VIP AuthenticationHub 2.2.0 - OPA service fails to start

Products

Symantec Identity Security Platform - IDSP (formerly VIP Authentication Hub)

Issue/Introduction

The OPA service fails in one environment after deploying with setting "--set ssp.featureFlags.accesscontrol.enabled=true". The same version (2.2.0.1466) was working in that region and is currently working in other regions, and a different development region is working with this setting. This issue persists after after reverting / removing the variable.

OPA pods fail with the following events:

Events:
Type Reason Age From Message
---- ------ ---- ---- -------
Normal Pulling 28m (x126 over 13h) kubelet Pulling image "hubble.example.net:5000/example/linux/ae/vendor/opa:2.2.0.1466"
Warning BackOff 8m2s (x1486 over 13h) kubelet Back-off restarting failed container
Warning Unhealthy 3m3s (x3164 over 13h) kubelet Readiness probe failed: HTTP probe failed with statuscode: 500

Logs print a 'rego_unsafe_var_error':

Defaulted container "ssp-opa" out of: ssp-opa, appd-injector (init)
{"level":"error","msg":"Bundle activation failed: 1 error occurred: ./x6f9bc63dxad6fx419ex9e61xf97c96e61a72auth.rego:231: rego_unsafe_var_error: var resN is unsafe","name":"authz","plugin":"bundle","time":"2024-03-19T14:19:15Z"}
{"level":"error","msg":"Bundle activation failed: 1 error occurred: ./x6f9bc63dxad6fx419ex9e61xf97c96e61a72auth.rego:231: rego_unsafe_var_error: var resN is unsafe","name":"authz","plugin":"bundle","time":"2024-03-19T14:20:15Z"}

Does enabling accesscontrol require other changes to policies?

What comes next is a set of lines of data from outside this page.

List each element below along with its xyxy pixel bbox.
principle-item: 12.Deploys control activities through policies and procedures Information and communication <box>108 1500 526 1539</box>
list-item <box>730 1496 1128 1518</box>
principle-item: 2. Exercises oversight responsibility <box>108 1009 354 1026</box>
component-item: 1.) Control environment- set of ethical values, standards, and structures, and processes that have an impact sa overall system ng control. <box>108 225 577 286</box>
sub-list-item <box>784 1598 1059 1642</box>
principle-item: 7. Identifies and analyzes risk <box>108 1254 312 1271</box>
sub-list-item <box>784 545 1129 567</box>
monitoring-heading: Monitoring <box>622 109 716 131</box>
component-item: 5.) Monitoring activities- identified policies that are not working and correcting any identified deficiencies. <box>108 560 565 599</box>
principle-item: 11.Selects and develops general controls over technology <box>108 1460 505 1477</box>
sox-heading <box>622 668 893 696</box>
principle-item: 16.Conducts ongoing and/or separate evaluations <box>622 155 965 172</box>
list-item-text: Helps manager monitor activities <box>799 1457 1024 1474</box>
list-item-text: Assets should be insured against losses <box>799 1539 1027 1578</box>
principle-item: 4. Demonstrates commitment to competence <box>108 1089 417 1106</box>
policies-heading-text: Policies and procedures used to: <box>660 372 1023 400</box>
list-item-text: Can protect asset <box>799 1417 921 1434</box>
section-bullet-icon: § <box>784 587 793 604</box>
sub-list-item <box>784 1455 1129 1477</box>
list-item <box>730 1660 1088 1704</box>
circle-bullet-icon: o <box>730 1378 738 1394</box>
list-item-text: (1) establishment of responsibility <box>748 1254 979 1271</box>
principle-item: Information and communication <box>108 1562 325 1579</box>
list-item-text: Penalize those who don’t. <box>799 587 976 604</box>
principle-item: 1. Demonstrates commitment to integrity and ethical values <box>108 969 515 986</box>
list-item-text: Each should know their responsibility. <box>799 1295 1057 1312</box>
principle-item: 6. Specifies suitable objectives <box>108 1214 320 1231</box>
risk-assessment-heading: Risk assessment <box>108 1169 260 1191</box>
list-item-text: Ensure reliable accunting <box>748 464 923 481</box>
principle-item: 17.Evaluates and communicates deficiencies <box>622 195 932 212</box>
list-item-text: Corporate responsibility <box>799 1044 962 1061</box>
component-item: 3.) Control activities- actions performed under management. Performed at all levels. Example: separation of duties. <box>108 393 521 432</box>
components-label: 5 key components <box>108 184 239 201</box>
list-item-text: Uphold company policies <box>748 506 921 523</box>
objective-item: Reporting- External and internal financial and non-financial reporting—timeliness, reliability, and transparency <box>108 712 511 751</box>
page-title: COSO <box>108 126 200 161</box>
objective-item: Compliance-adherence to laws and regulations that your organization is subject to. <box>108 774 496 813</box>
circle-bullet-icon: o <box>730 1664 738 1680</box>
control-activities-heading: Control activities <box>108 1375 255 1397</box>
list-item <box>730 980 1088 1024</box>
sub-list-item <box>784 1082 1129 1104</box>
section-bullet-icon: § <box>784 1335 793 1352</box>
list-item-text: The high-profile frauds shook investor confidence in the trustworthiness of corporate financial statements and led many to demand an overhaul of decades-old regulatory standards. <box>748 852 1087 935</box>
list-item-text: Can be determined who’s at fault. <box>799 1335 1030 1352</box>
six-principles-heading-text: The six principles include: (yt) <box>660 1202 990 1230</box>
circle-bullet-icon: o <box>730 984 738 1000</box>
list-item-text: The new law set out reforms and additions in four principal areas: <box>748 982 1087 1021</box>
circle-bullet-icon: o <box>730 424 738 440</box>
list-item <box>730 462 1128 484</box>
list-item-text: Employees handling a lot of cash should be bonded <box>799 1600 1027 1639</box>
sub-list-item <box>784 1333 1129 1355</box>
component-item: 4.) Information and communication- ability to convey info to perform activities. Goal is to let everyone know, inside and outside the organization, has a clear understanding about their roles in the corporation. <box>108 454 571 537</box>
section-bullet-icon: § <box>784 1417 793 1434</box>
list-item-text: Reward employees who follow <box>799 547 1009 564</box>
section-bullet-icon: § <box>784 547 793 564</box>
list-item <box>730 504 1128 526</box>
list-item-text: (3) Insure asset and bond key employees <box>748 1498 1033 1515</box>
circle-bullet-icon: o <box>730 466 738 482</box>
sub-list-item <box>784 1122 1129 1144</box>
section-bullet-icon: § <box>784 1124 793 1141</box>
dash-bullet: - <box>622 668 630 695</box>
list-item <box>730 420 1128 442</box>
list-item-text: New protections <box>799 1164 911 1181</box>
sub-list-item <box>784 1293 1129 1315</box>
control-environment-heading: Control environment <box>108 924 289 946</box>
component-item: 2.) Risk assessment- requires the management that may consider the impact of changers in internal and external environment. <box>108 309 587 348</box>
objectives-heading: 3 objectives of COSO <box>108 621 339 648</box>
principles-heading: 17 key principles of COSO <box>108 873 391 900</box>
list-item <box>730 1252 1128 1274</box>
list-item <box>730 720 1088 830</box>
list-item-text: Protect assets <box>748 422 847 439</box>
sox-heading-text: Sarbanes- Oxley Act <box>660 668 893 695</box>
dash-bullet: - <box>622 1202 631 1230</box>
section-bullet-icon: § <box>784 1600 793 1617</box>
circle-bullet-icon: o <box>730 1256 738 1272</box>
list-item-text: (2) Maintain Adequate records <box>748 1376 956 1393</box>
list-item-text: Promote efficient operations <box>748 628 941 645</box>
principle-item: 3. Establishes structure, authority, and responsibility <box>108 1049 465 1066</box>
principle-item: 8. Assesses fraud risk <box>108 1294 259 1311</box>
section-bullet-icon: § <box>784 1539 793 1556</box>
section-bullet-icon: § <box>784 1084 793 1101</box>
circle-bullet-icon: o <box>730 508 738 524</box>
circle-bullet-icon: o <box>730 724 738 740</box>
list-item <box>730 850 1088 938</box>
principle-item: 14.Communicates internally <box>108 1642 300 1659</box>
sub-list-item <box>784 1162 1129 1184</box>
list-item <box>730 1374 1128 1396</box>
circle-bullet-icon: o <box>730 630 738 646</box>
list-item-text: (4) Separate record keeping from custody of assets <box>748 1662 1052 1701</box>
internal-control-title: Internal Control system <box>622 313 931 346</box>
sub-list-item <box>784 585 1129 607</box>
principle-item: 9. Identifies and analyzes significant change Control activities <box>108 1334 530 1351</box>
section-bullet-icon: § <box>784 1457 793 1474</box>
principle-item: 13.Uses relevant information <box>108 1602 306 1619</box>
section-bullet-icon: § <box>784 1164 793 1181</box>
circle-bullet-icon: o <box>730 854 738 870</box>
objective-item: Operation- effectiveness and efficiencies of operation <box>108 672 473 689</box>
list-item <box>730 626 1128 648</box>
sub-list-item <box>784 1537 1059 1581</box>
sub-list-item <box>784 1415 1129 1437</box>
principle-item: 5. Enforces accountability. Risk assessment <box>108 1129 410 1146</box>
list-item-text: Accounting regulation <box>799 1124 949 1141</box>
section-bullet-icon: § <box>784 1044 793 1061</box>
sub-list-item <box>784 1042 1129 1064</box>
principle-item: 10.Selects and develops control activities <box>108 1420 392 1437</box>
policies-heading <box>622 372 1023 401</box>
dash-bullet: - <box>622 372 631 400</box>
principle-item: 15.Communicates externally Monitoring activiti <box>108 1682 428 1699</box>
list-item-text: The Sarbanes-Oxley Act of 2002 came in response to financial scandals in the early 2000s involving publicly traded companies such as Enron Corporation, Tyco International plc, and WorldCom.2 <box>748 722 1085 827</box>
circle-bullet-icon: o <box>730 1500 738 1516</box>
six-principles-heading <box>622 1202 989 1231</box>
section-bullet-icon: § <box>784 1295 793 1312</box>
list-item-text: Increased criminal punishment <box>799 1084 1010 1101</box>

Also, is it possible there was a bad policy created prior to redeployment, which now blocks service startup? The "rego_unsafe_var_error" started appearing intermittently a few hours before redeploying, mixed into mostly successful logs. However now we are only seeing rego failures in the service logs.

Environment

VIP AuthHub 2.2

Cause

The policy rule contains special characters

Resolution

The error “rego_unsafe_var_error: var resN is unsafe” is reported only in the scenario where there is an issue with the expression. The issue in the expression can be any of the following reasons in 2.2.0 release

user expression written in improper format - (This issue is addressed in 3.1 release)
Not equal (ne) operator with group parameter. (Example: (Clearing) - This issue was addressed in 2.2.2 release

Steps to solve the issue

If you have tenant admin access token then do the following

Get all policies and look for the policies that has expressions in principal.user condition. Check if any of the policies have expressions and fix the expressions if they are not having valid format
If you cannot identify any issues with the expressions then Inactivate the policies with expressions and activate the policy one by one and then see if OPA is complaining any issue while downloading the rego bundle

If you do not have the tenant admin access token then do the following

Get the policy rules that have expressions by running the following DB query

SELECT * FROM iamauth.T_RULE_DETAILS where RULE LIKE 'user == %(%';
You would see the response like below

Check if any of the expressions have invalid format then fix the expression.
If you cannot identify any issues with the expressions then Inactivate the policies using the following SQL query with expressions and activate the policy one by one and then see if OPA is complaining any issue while downloading the rego bundle

UPDATE T_POLICY SET STATUS=2 WHERE POLICY_ID = '<policy_id>'
To get the POLICY_ID associated with the RULE_DETAILS then use the following query

SELECT POLICY_ID FROM T_POLICY_RULE where RULE_ID '<RULE ID FROM T_RULE_DETAILS TABLE>';